"Now see!" he said earnestly. "No eye before has ever seen or will again. Will you guess, mademoiselle? Or you, Marie? René?"

"A tear?" ventured Sara Lee.

"But—do I look like weeping?"

He did not, indeed. He stood, tall and young and smiling before them, and produced from his pocket the walnut.

"Perceive!" he said, breaking it open and showing the kernel. "Has human eye ever before seen it?" He thrust it into Marie's open mouth. "And it is gone! Voilà tout!"

It was that evening, while Sara Lee cut bandages and Henri rolled them, that she asked him what his work was. He looked rather surprised, and rolled for a moment without replying.
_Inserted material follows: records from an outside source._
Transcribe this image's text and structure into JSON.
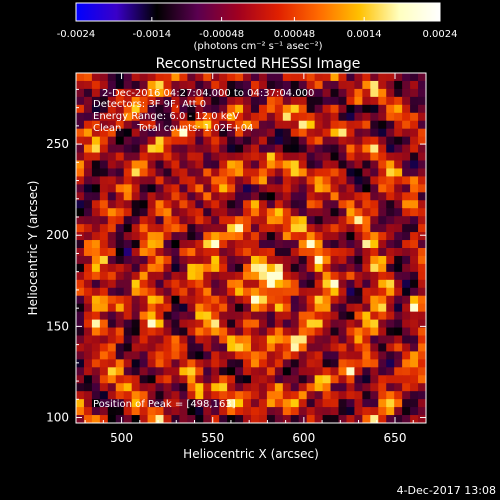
{
  "colorbar": {
    "ticks": [
      "-0.0024",
      "-0.0014",
      "-0.00048",
      "0.00048",
      "0.0014",
      "0.0024"
    ],
    "tick_values": [
      -0.0024,
      -0.0014,
      -0.00048,
      0.00048,
      0.0014,
      0.0024
    ],
    "range": [
      -0.0024,
      0.0024
    ],
    "units_label": "(photons cm⁻² s⁻¹ asec⁻²)",
    "colors": [
      "#0000ff",
      "#3a00c8",
      "#000000",
      "#5a0050",
      "#a00020",
      "#e02000",
      "#ff6a00",
      "#ffc000",
      "#ffffc0",
      "#ffffff"
    ]
  },
  "chart_data": {
    "type": "heatmap",
    "title": "Reconstructed RHESSI Image",
    "xlabel": "Heliocentric X (arcsec)",
    "ylabel": "Heliocentric Y (arcsec)",
    "xlim": [
      475,
      667
    ],
    "ylim": [
      97,
      289
    ],
    "x_ticks": [
      500,
      550,
      600,
      650
    ],
    "y_ticks": [
      100,
      150,
      200,
      250
    ],
    "peak": [
      498,
      163
    ],
    "info_lines": [
      "2-Dec-2016 04:27:04.000 to 04:37:04.000",
      "Detectors: 3F 9F, Att 0",
      "Energy Range: 6.0 - 12.0 keV",
      "Clean     Total counts: 1.02E+04"
    ],
    "peak_label": "Position of Peak = [498,163]"
  },
  "footer": {
    "timestamp": "4-Dec-2017 13:08"
  }
}
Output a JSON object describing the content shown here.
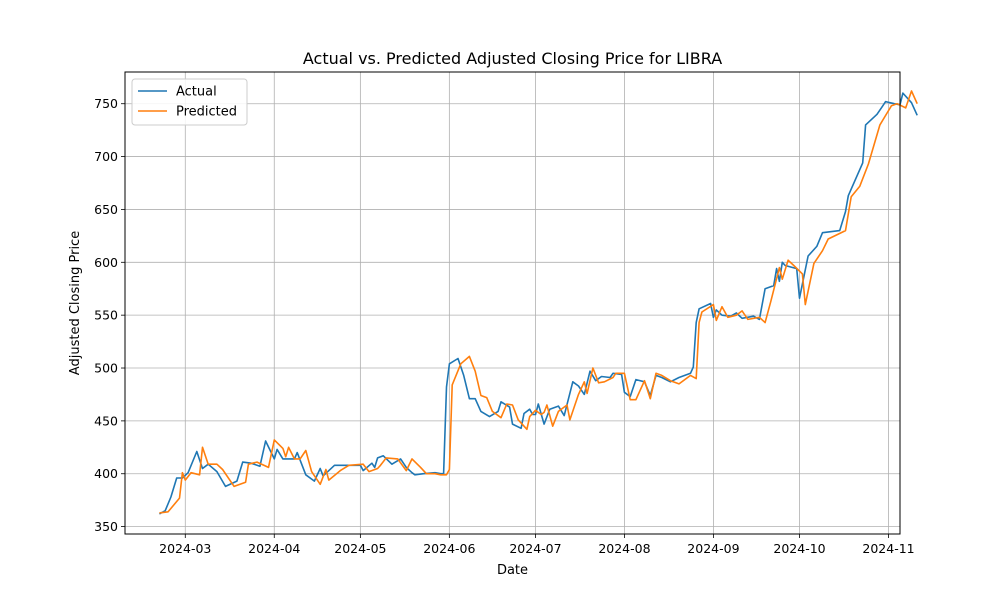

Then: "I am a man of all work," he said. "What you call odd jobs."

"Then you don't do any fighting?"

"In the trenches—no. But now and then I have a little skirmish."

A sort of fear had been formulating itself in Sara Lee's mind. The trenches she could understand or was beginning to understand. But this alternately joyous and silent idler, this soldier of no regiment and no detail—was he playing a man's part in the war?

"Why don't you go into the trenches?" she asked with her usual directness. "You say there are too few men. Yet—I can understand Monsieur Jean, because he has only one eye. But you!"